Coronatest bei VW – nach 24 Stunden herrscht Klarheit

Wolfsburg.  In Zusammenarbeit mit dem Wolfsburger Klinikum werden die Abstriche von Mitarbeitern schnell untersucht.

Die Container werden derzeit am Werk aufgestellt.

Die Container werden derzeit am Werk aufgestellt.

Foto: Volkswagen AG

Volkswagen bereitet sich in der letzen Urlaubswoche darauf vor, den Mitarbeitern die Gelegenheit für freiwillige Coronatests zu ermöglichen. Die ersten beiden dieser „Walk-through“-Container sind bereits auf Parkplätzen des Stammwerkes aufgestellt worden. Zu Beginn der Werksferien habe sich die Infektionslage auf einem guten Niveau befunden, hatte das Unternehmen damals mitgeteilt. Nun geht es darum, nach der Rückkehr der Mitarbeiter diese Ausgangslage zu halten. Denn das Wolfsburger Werk befindet sich in Phase 3 der unternehmensintern geregelten Schutzbestimmungen. Sie ermöglicht bereits ein ziemlich hohes Produktionspensum.

Spätestens nach 24 Stunden sollen die Testergebnisse vorliegen

Um den Kampf gegen das Virus weiter zu unterstützen, können sich Beschäftigte von Volkswagen künftig freiwillig auf das Covid-19-Virus testen lassen. Das Testangebot gilt vorerst für alle Volkswagen-Beschäftigten, die Corona-spezifische Symptome haben. So wurde es vor über zwei Wochen kommuniziert. Bezahlt werden die Tests vom Unternehmen.
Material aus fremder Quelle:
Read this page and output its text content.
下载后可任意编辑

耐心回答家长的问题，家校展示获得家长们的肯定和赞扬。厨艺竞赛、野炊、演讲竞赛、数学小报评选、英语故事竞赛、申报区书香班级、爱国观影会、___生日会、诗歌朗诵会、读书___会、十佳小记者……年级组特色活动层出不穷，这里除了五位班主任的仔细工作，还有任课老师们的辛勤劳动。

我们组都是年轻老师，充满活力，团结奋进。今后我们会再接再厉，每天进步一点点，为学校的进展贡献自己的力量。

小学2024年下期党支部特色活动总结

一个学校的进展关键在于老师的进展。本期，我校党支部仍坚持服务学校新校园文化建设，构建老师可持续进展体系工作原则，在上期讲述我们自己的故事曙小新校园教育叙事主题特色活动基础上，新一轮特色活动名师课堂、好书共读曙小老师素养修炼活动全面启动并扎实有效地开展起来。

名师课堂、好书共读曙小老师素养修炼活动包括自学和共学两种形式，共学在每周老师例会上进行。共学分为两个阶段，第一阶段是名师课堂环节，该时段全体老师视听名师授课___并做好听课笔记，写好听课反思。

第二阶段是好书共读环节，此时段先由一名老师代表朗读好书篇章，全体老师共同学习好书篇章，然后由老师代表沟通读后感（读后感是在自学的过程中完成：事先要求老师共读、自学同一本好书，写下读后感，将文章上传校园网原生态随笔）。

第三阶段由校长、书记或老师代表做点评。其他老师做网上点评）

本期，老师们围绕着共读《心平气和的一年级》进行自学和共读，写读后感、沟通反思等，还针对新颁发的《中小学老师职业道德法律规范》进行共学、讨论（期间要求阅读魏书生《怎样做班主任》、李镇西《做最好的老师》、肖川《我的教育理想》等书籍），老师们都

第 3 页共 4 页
Speziell geschulte medizinische Fachkräfte des Gesundheitswesens werden die nötigen Rachenabstriche entnehmen. Spätestens nach 24 Stunden soll das Ergebnis dann vorliegen, so Volkswagen. Die Tests werden ausschließlich nach telefonischer Voranmeldung in den Containern möglich sein. Das Gesundheitswesen nutze medizinische Informationssysteme, die mit dem Konzern-Datenschutz abgestimmt seien.

Infektionen sollen möglichst schnell erkannt werden

Das Volkswagen Gesundheitswesen hat gemeinsam mit dem Klinikum Wolfsburg ein Testzentrum aufgebaut, um die Laborkapazität zur Auswertung der Rachenabstriche zu gewährleisten. Dem Betriebsrat war wichtig, dass die Tests außerhalb des Werkgeländes stattfinden. Die Arbeitnehmervertreter wiesen zudem darauf hin, dass der Test „freiwillig und unabhängig davon möglich ist,ob die Symptome erstmals im Privaten oder bei der Arbeit auftreten“.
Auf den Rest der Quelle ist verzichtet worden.